Senator Adams Oshiomhole has urged President Bola Tinubu to issue a directive compelling the military and other paramilitary organisations to patronise locally made uniforms, saying such a move would boost job creation and revive Nigeria’s dying textile industry.
Speaking on Monday in Kaduna at the 37th Annual National Education Conference of the National Union of Textile, Garment and Tailoring Workers of Nigeria (NUTGTWN), Oshiomhole lamented the continued importation of foreign fabrics by government institutions despite the nation’s capacity to produce them locally.
“If we wear what we produce and produce what we wear, we can employ 20 million Nigerians,” he said. “That is the real meaning of putting Nigeria first.”
The conference, themed “Industry, Labour and National Development,” drew labour leaders, policymakers, and industry stakeholders from across the country.
During the event, the union renamed its five-storey headquarters in Kaduna, formerly known as the Textile Labour House, as the Adams Oshiomhole Textile Labour House in honour of the former Edo State governor, who served as the union’s Secretary-General over four decades ago.
Oshiomhole called on the president to match rhetoric with concrete action by strengthening local industries through deliberate government patronage.
“As Commander-in-Chief, the President should direct that the Nigerian Army, Navy and Air Force wear only uniforms produced and sewn in Nigeria,” he declared to loud applause from thousands of textile workers.
He recalled the golden era of Kaduna’s textile industry, when over 27,000 workers were employed across multiple shifts, blaming its collapse on “reckless government policies” and “unguarded trade liberalisation.”
“Those factories didn’t die of old age; they were murdered by bad policies,” he said.
“When we joined the World Trade Organization, we surrendered our right to protect our industries and jobs.”
The former Nigeria Labour Congress (NLC) president praised the late Premier of Northern Nigeria, Sir Ahmadu Bello, for his foresight in establishing the Kaduna Textile Mills in the 1950s, a move that, according to him, gave dignity to labour and reduced dependence on imported goods.
“Our leaders then knew it made no sense to export cotton and import clothes.
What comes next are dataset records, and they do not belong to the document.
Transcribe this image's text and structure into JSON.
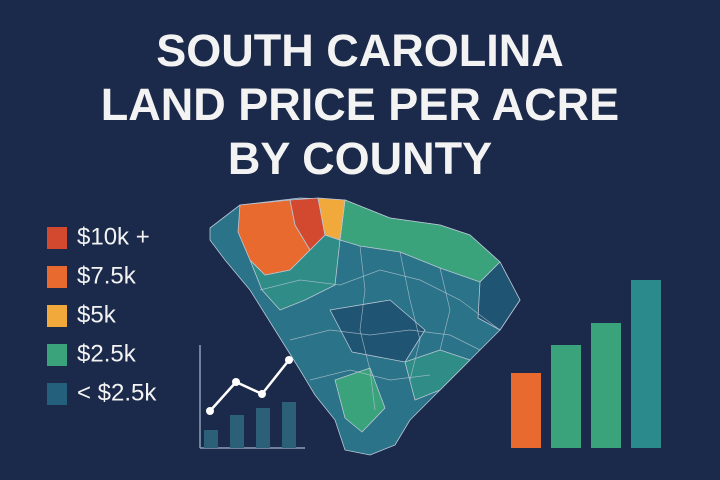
{
  "header": {
    "title_lines": [
      "SOUTH CAROLINA",
      "LAND PRICE PER ACRE",
      "BY COUNTY"
    ]
  },
  "legend": {
    "items": [
      {
        "label": "$10k +",
        "color": "#d2492f"
      },
      {
        "label": "$7.5k",
        "color": "#e86a2e"
      },
      {
        "label": "$5k",
        "color": "#f2a93b"
      },
      {
        "label": "$2.5k",
        "color": "#3aa37c"
      },
      {
        "label": "< $2.5k",
        "color": "#245f7c"
      }
    ]
  }
}
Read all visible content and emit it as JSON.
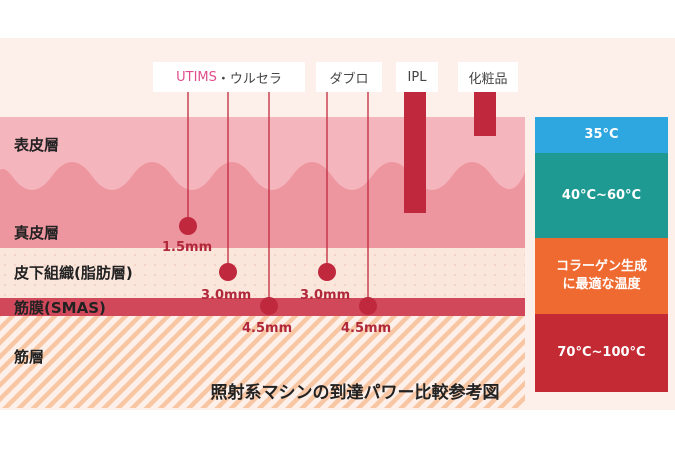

That vision created jobs and built communities,” Oshiomhole added.
He linked the collapse of industries to rising insecurity, unemployment, and social unrest.
“When people had jobs, nobody cared about religion. Today, with factories shut and millions idle, we have produced anger, not cotton,” he lamented.
Commending President Tinubu’s foreign exchange reforms, Oshiomhole said they had curtailed the excesses of “emergency billionaires” who profited from currency arbitrage.
“Before Tinubu, people made money without effort, just with a phone call. Now, those distortions are being corrected,” he said.
He urged workers to remain committed to the fight for decent wages and fair treatment, describing the struggle as an act of patriotism.
“Don’t ever apologise for fighting for dignity. The primary purpose of government is the welfare of citizens, not the profit of business,” he stated.
Reaffirming his loyalty to the labour movement, Oshiomhole concluded, “I remain a labour man for life. From age 18, I’ve known no other calling. I will keep fighting until Nigeria returns to the path of production, not importation.”